An average of 35-40 tonnes of waste is received every day at the Solid Waste Management (SWM) facility at Lerie in Kohima; with 80% of them in the form of plastic, according to Panday, the manager of the facility.
One of the facility’s major challenges is the inability to segregate 100% of the waste owing to shortage of human resource. The manpower and time at their disposal are put into segregating wastes, and they are able to recover only 20-30%, while the remaining waste are directly dumped at the landfill area, he said. Moreover, three to four workers get injured on a daily basis while segregating the waste, as they get cuts through glass wastes.
This problem can be solved with the support of Kohima denizens, he said, by segregating their own waste into biodegradable and non-biodegradable. By doing so, it will help them save time to manage waste treatment more efficiently. He added that they aim to recycle 80% of waste in the future.

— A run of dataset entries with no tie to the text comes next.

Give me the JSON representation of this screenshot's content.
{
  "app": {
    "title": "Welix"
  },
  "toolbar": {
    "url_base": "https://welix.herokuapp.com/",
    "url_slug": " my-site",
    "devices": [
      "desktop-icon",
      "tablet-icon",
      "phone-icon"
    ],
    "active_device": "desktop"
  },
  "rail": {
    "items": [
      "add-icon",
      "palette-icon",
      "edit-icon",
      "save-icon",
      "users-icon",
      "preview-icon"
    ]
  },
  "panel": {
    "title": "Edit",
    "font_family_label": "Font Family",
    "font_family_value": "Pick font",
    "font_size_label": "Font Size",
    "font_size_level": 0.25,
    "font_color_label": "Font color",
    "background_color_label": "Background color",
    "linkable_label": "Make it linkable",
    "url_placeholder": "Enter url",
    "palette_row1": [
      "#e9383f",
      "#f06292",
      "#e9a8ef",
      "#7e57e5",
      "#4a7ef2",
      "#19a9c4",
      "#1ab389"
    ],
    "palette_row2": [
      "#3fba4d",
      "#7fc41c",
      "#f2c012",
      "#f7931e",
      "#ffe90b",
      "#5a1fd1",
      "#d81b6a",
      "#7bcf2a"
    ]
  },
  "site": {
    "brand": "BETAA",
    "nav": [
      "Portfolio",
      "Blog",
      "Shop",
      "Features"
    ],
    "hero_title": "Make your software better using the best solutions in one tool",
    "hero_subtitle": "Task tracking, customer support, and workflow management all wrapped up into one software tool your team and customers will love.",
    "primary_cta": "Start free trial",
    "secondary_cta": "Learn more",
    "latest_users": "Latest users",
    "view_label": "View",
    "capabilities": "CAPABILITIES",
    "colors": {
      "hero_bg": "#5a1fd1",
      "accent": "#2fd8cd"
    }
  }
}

Presently, there are 25 labourers working for eight hours (8 am to 5 pm) at the site daily. Fifteen years or more down the line, the present landfill area located at the facility centre will be re-used as a sort of garden or park by planting trees, he said. He urged citizens to cease the use of plastic items.
According to Kohima Municipal Council, Kohima city generates about 70-80 metric ton of waste daily. The waste is found to be 80% dry and 20% wet as per State Investment Project and Management Implementation Unit data. Dry wastes are found in the form of plastic material/bags, paper, glass, plastic cup and plate, mineral water bottle, Styrofoam products etc., it added.

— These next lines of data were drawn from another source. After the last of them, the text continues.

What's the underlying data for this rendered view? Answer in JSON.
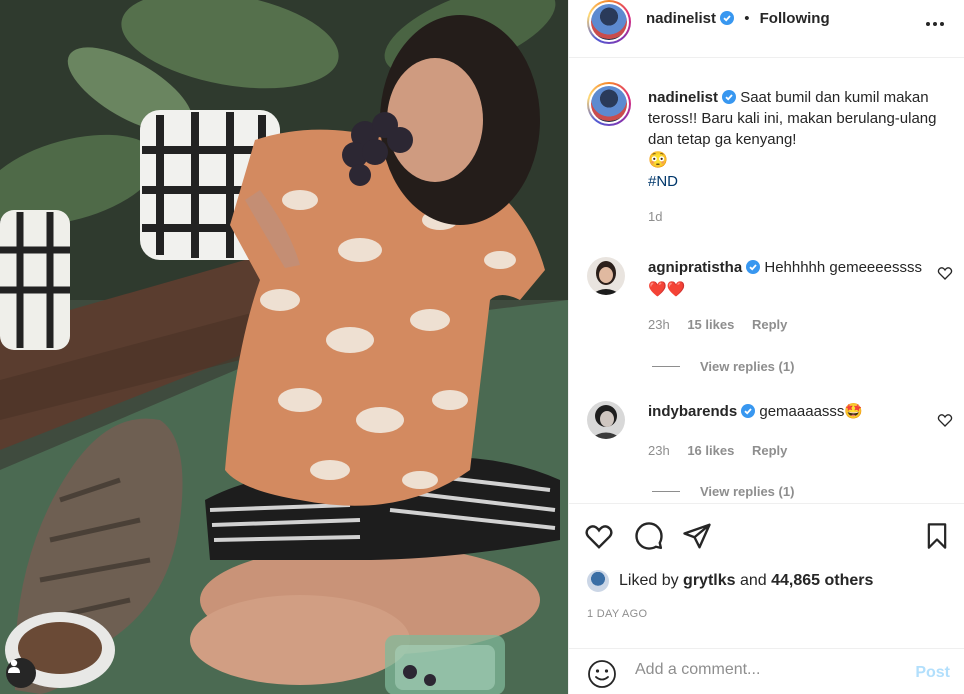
{
  "post": {
    "photo_alt": "",
    "user_tag_icon": "person-icon"
  },
  "header": {
    "username": "nadinelist",
    "dot": "•",
    "follow_status": "Following",
    "more_icon": "more-horizontal-icon"
  },
  "caption": {
    "username": "nadinelist",
    "text": "Saat bumil dan kumil makan teross!! Baru kali ini, makan berulang-ulang dan tetap ga kenyang!",
    "emoji": "😳",
    "hashtag": "#ND",
    "time": "1d"
  },
  "comments": [
    {
      "username": "agnipratistha",
      "text": "Hehhhhh gemeeeessss",
      "emoji": "❤️❤️",
      "time": "23h",
      "likes": "15 likes",
      "reply": "Reply",
      "view_replies": "View replies (1)"
    },
    {
      "username": "indybarends",
      "text": "gemaaaasss",
      "emoji": "🤩",
      "time": "23h",
      "likes": "16 likes",
      "reply": "Reply",
      "view_replies": "View replies (1)"
    }
  ],
  "actions": {
    "like_icon": "heart-icon",
    "comment_icon": "comment-icon",
    "share_icon": "paper-plane-icon",
    "save_icon": "bookmark-icon"
  },
  "likes": {
    "prefix": "Liked by",
    "user": "grytlks",
    "and": "and",
    "others": "44,865 others"
  },
  "date": "1 DAY AGO",
  "comment_box": {
    "placeholder": "Add a comment...",
    "post_label": "Post"
  },
  "colors": {
    "verified": "#3897f0",
    "hashtag": "#00376b",
    "post_disabled": "#b2dffc",
    "muted": "#8e8e8e"
  }
}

Founding member of Green Team Kohima, Thangi Mannen gave a presentation on hazards of plastic on human health and environment, and ways to mitigate the problem. The main pollutants, she said, included packaged water and plastic bottles, disposable plates and cups, and plastic carry bag.
Dumping site is affected as soil stability in the area becomes unproductive, she said. She stated that plastics are not biodegradable and would live on even after one dies. She urged participants to stop using plastic and start using alternatives.
“Government of Nagaland has banned single-use plastic which will become effective from September 17, 2019 onwards,” she said. “The government has done its part and it is the citizen who should start working on our part,” she added.
“With population increase, so does waste; we need to have a sort of sustainable waste management system. Be a conscious buyer and reduce waste, and segregate one’s waste at homes,” she advised.
Students and teachers from seven institutions in Kohima namely Sazolie College, Baptist College, Kohima College, Don Bosco College, Alder College, Kros College, and Modern College were taught hands-on on ways to manage waste. Seed money of INR 2000 each was given to the seven participating colleges to start ‘eco brick’ activities in their respective colleges. This was to see how students could innovatively make use of plastic waste, and to mitigate and reduce plastic waste.
The best three colleges will receive cash prizes. Seed money was sponsored by the Kohima Smart City Development Limited (KSCDL) while Green Team Kohima will facilitate the training process.
The awareness programme was organised by the KSCDL under ‘100 days smart city special initiative campaign on sanitation’ in collaboration with Green Team Kohima.